屋内で遊びたい子どもたちのための部屋もある

 この2つの乳幼児教育施設には、サニーサイドインターナショナルスクールのスタッフである2人の女性が親子留学で訪れていた。2週間の短期間で子どもを現地の乳幼児教育施設に預け、自身も英語学校などに通うというものだ。参加者である母親は、「小学校受験に向けて、子どもが小さなうちから夜遅くまで塾に通わせる詰め込み型の教育には違和感があった。小さい時だからこそ、人間性やその後の軸となるものが必要。勉強よりもまずはコミュニケーション力などを養ってほしかった」と、親子留学に参加した理由を話す。


リバーリー・アーリー・ラーニング・センターのディレクターであるカースティ・ミレン氏と、親子留学に参加していた親子

親子留学では子どもを現地の乳幼児教育施設に預け、母親は英語学校などに通う

 また、2週間ほどの参加を通じた気づきとして、「短期間でも5歳の娘の成長は著しい。最初は服が汚れることも嫌がっていたけれど、いまでは平気で汚れることを楽しんでいるし、以前より自立するようになった。また、(リバーリー・アーリー・ラーニング・センターは)大人と同じものを生徒にも使わせる。マグカップもプラスチックではなく割れる陶器のマグカップ。小さいうちから本物を使う経験をすることで生きる力につながっていくと思う」と我が子の成長を喜んでいた。

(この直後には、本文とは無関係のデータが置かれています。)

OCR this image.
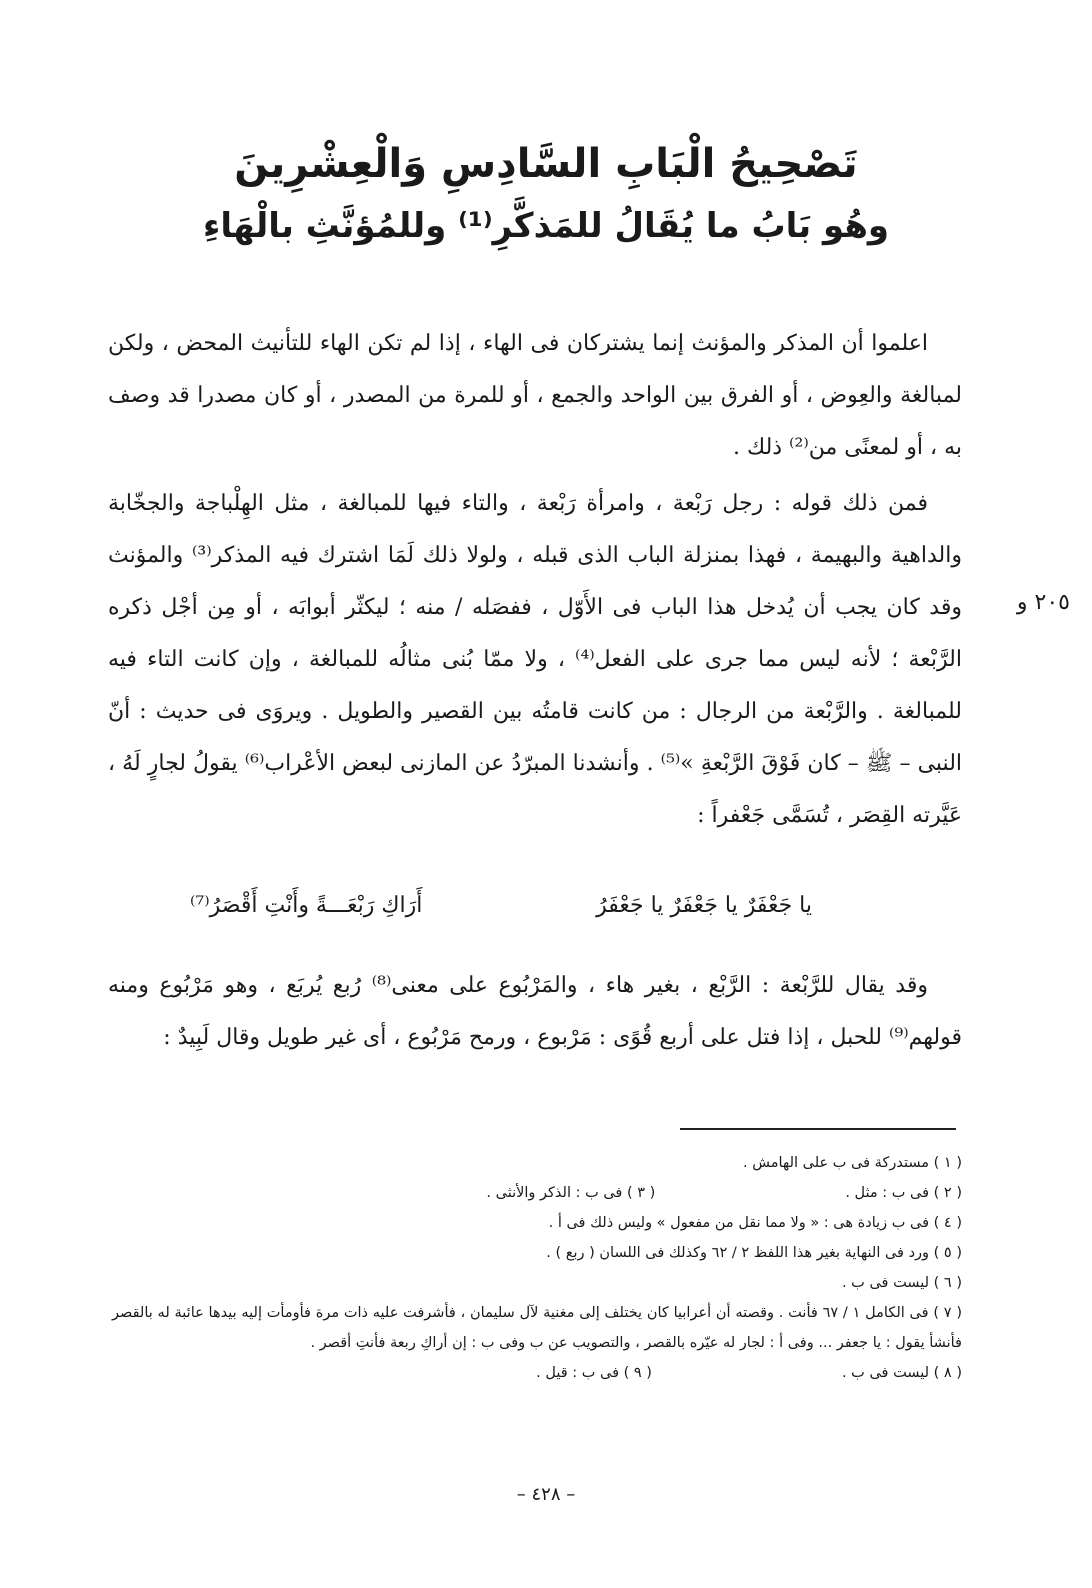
تَصْحِيحُ الْبَابِ السَّادِسِ وَالْعِشْرِينَ
وهُو بَابُ ما يُقَالُ للمَذكَّرِ⁽¹⁾ وللمُؤنَّثِ بالْهَاءِ

اعلموا أن المذكر والمؤنث إنما يشتركان فى الهاء ، إذا لم تكن الهاء للتأنيث المحض ، ولكن لمبالغة والعِوض ، أو الفرق بين الواحد والجمع ، أو للمرة من المصدر ، أو كان مصدرا قد وصف به ، أو لمعنًى من⁽²⁾ ذلك .

فمن ذلك قوله : رجل رَبْعة ، وامرأة رَبْعة ، والتاء فيها للمبالغة ، مثل الهِلْباجة والجخّابة والداهية والبهيمة ، فهذا بمنزلة الباب الذى قبله ، ولولا ذلك لَمَا اشترك فيه المذكر⁽³⁾ والمؤنث وقد كان يجب أن يُدخل هذا الباب فى الأَوّل ، ففصَله / منه ؛ ليكثّر أبوابَه ، أو مِن أجْل ذكره الرَّبْعة ؛ لأنه ليس مما جرى على الفعل⁽⁴⁾ ، ولا ممّا بُنى مثالُه للمبالغة ، وإن كانت التاء فيه للمبالغة . والرَّبْعة من الرجال : من كانت قامتُه بين القصير والطويل . ويروَى فى حديث : أنّ النبى – ﷺ – كان فَوْقَ الرَّبْعةِ »⁽⁵⁾ . وأنشدنا المبرّدُ عن المازنى لبعض الأعْراب⁽⁶⁾ يقولُ لجارٍ لَهُ ، عَيَّرته القِصَر ، تُسَمَّى جَعْفراً :

٢٠٥ و
يا جَعْفَرٌ يا جَعْفَرٌ يا جَعْفَرُ
أَرَاكِ رَبْعَـــةً وأَنْتِ أَقْصَرُ⁽⁷⁾

وقد يقال للرَّبْعة : الرَّبْع ، بغير هاء ، والمَرْبُوع على معنى⁽⁸⁾ رُبع يُربَع ، وهو مَرْبُوع ومنه قولهم⁽⁹⁾ للحبل ، إذا فتل على أربع قُوًى : مَرْبوع ، ورمح مَرْبُوع ، أى غير طويل وقال لَبِيدٌ :

( ١ ) مستدركة فى ب على الهامش .
( ٢ ) فى ب : مثل .
( ٣ ) فى ب : الذكر والأنثى .
( ٤ ) فى ب زيادة هى : « ولا مما نقل من مفعول » وليس ذلك فى أ .
( ٥ ) ورد فى النهاية بغير هذا اللفظ ٢ / ٦٢ وكذلك فى اللسان ( ربع ) .
( ٦ ) ليست فى ب .

( ٧ ) فى الكامل ١ / ٦٧ فأنت . وقصته أن أعرابيا كان يختلف إلى مغنية لآل سليمان ، فأشرفت عليه ذات مرة فأومأت إليه بيدها عائبة له بالقصر فأنشأ يقول : يا جعفر ... وفى أ : لجار له عيّره بالقصر ، والتصويب عن ب وفى ب : إن أراكِ ربعة فأنتِ أقصر .

( ٨ ) ليست فى ب .
( ٩ ) فى ب : قيل .
– ٤٢٨ –
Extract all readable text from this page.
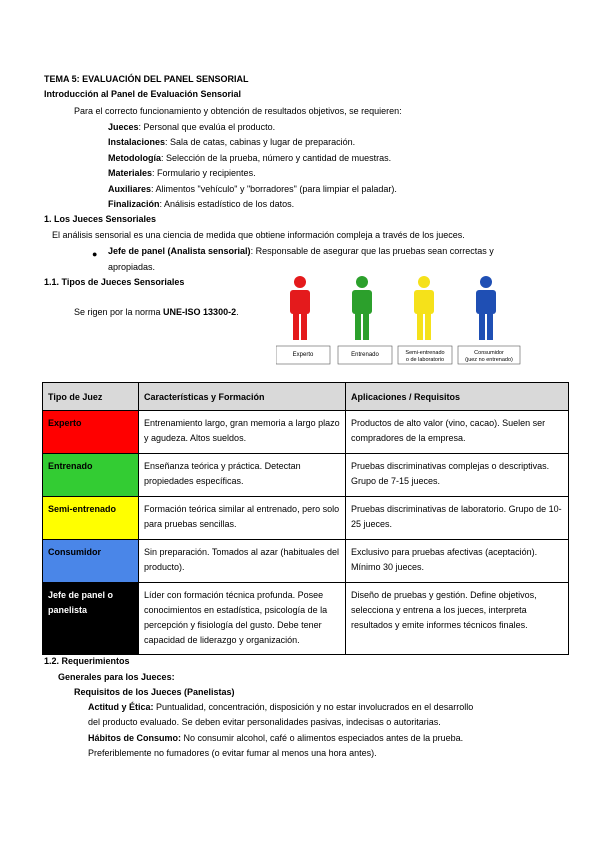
TEMA 5: EVALUACIÓN DEL PANEL SENSORIAL
Introducción al Panel de Evaluación Sensorial
Para el correcto funcionamiento y obtención de resultados objetivos, se requieren:
Jueces: Personal que evalúa el producto.
Instalaciones: Sala de catas, cabinas y lugar de preparación.
Metodología: Selección de la prueba, número y cantidad de muestras.
Materiales: Formulario y recipientes.
Auxiliares: Alimentos "vehículo" y "borradores" (para limpiar el paladar).
Finalización: Análisis estadístico de los datos.
1. Los Jueces Sensoriales
El análisis sensorial es una ciencia de medida que obtiene información compleja a través de los jueces.
● Jefe de panel (Analista sensorial): Responsable de asegurar que las pruebas sean correctas y
apropiadas.
1.1. Tipos de Jueces Sensoriales
Se rigen por la norma UNE-ISO 13300-2.
Experto	Entrenado	Semi-entrenado
o de laboratorio
Consumidor
(juez no entrenado)
Tipo de Juez	Características y Formación	Aplicaciones / Requisitos
Experto	Entrenamiento largo, gran memoria a largo plazo y agudeza. Altos sueldos.	Productos de alto valor (vino, cacao). Suelen ser compradores de la empresa.
Entrenado	Enseñanza teórica y práctica. Detectan propiedades específicas.	Pruebas discriminativas complejas o descriptivas. Grupo de 7-15 jueces.
Semi-entrenado	Formación teórica similar al entrenado, pero solo para pruebas sencillas.	Pruebas discriminativas de laboratorio. Grupo de 10-25 jueces.
Consumidor	Sin preparación. Tomados al azar (habituales del producto).	Exclusivo para pruebas afectivas (aceptación). Mínimo 30 jueces.
Jefe de panel o panelista	Líder con formación técnica profunda. Posee conocimientos en estadística, psicología de la percepción y fisiología del gusto. Debe tener capacidad de liderazgo y organización.	Diseño de pruebas y gestión. Define objetivos, selecciona y entrena a los jueces, interpreta resultados y emite informes técnicos finales.
1.2. Requerimientos
Generales para los Jueces:
Requisitos de los Jueces (Panelistas)
Actitud y Ética: Puntualidad, concentración, disposición y no estar involucrados en el desarrollo
del producto evaluado. Se deben evitar personalidades pasivas, indecisas o autoritarias.
Hábitos de Consumo: No consumir alcohol, café o alimentos especiados antes de la prueba.
Preferiblemente no fumadores (o evitar fumar al menos una hora antes).
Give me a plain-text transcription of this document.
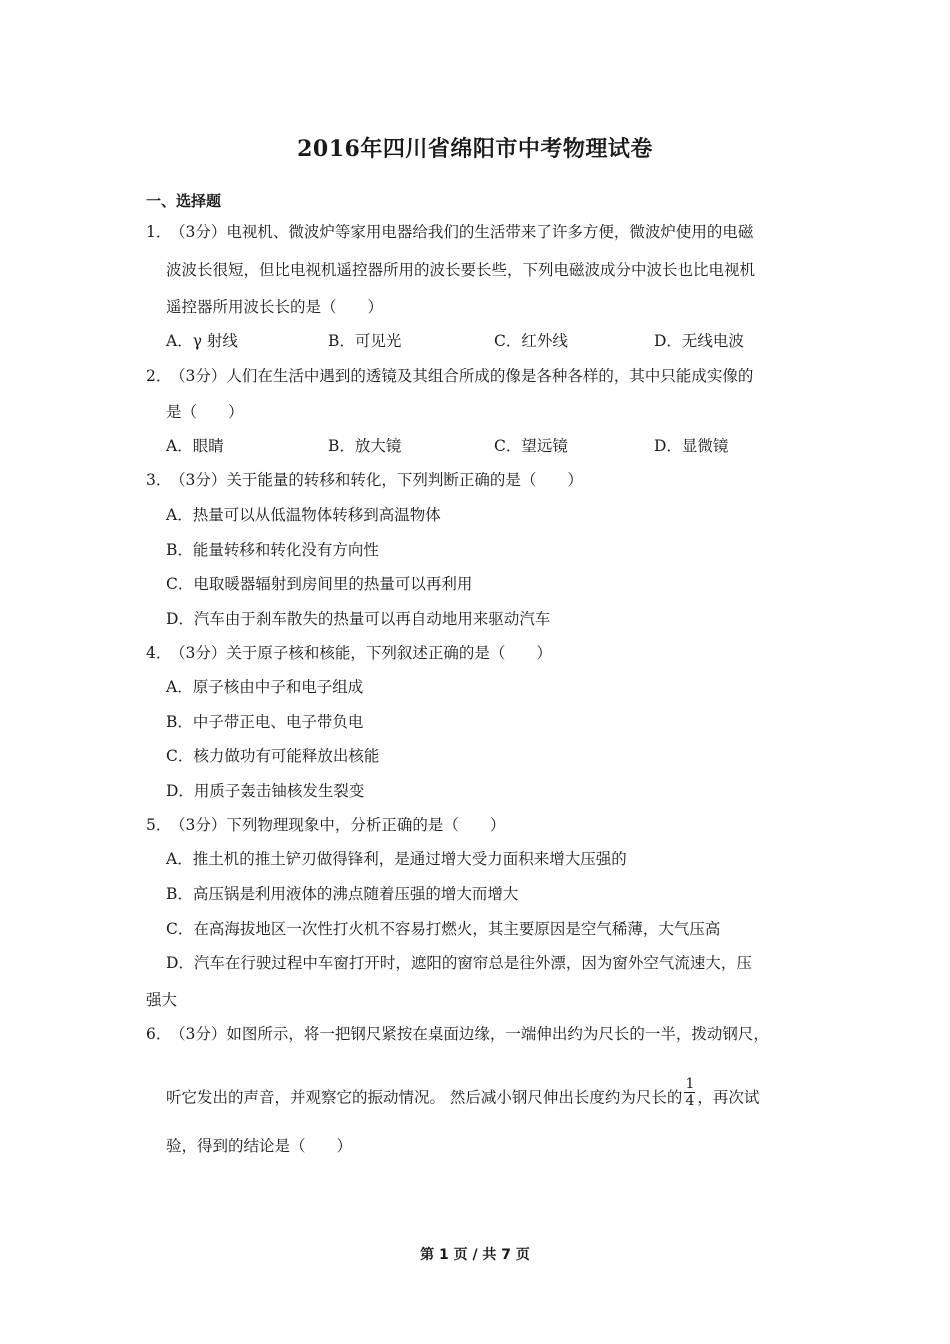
2016年四川省绵阳市中考物理试卷
一、选择题
1．（3分）电视机、微波炉等家用电器给我们的生活带来了许多方便，微波炉使用的电磁
波波长很短，但比电视机遥控器所用的波长要长些，下列电磁波成分中波长也比电视机
遥控器所用波长长的是（　　）
A．γ 射线	B．可见光	C．红外线	D．无线电波
2．（3分）人们在生活中遇到的透镜及其组合所成的像是各种各样的，其中只能成实像的
是（　　）
A．眼睛	B．放大镜	C．望远镜	D．显微镜
3．（3分）关于能量的转移和转化，下列判断正确的是（　　）
A．热量可以从低温物体转移到高温物体
B．能量转移和转化没有方向性
C．电取暖器辐射到房间里的热量可以再利用
D．汽车由于刹车散失的热量可以再自动地用来驱动汽车
4．（3分）关于原子核和核能，下列叙述正确的是（　　）
A．原子核由中子和电子组成
B．中子带正电、电子带负电
C．核力做功有可能释放出核能
D．用质子轰击铀核发生裂变
5．（3分）下列物理现象中，分析正确的是（　　）
A．推土机的推土铲刃做得锋利，是通过增大受力面积来增大压强的
B．高压锅是利用液体的沸点随着压强的增大而增大
C．在高海拔地区一次性打火机不容易打燃火，其主要原因是空气稀薄，大气压高
D．汽车在行驶过程中车窗打开时，遮阳的窗帘总是往外漂，因为窗外空气流速大，压
强大
6．（3分）如图所示，将一把钢尺紧按在桌面边缘，一端伸出约为尺长的一半，拨动钢尺，
听它发出的声音，并观察它的振动情况。 然后减小钢尺伸出长度约为尺长的 $\frac{1}{4}$ ，再次试
验，得到的结论是（　　）
第 1 页 / 共 7 页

 今回の取材では、幼稚園から高校までの幅広い教育機関を回ったが、いずれの学校においても共通していたのが、一人ひとりの生徒を尊重し、たとえ幼稚園児であっても子ども扱いしないことだ。個性を伸ばす教育であるテファリキの精神が、教科や日々の授業・試験内容などにも表れており、これが同国の高い教育水準にもつながっているのだろう。もちろん、日本とは国の成り立ちや人口の規模、また人種の数も異なるが、グローバル化が避けられない現代において、同国の教育から学ぶことは少なくないだろう。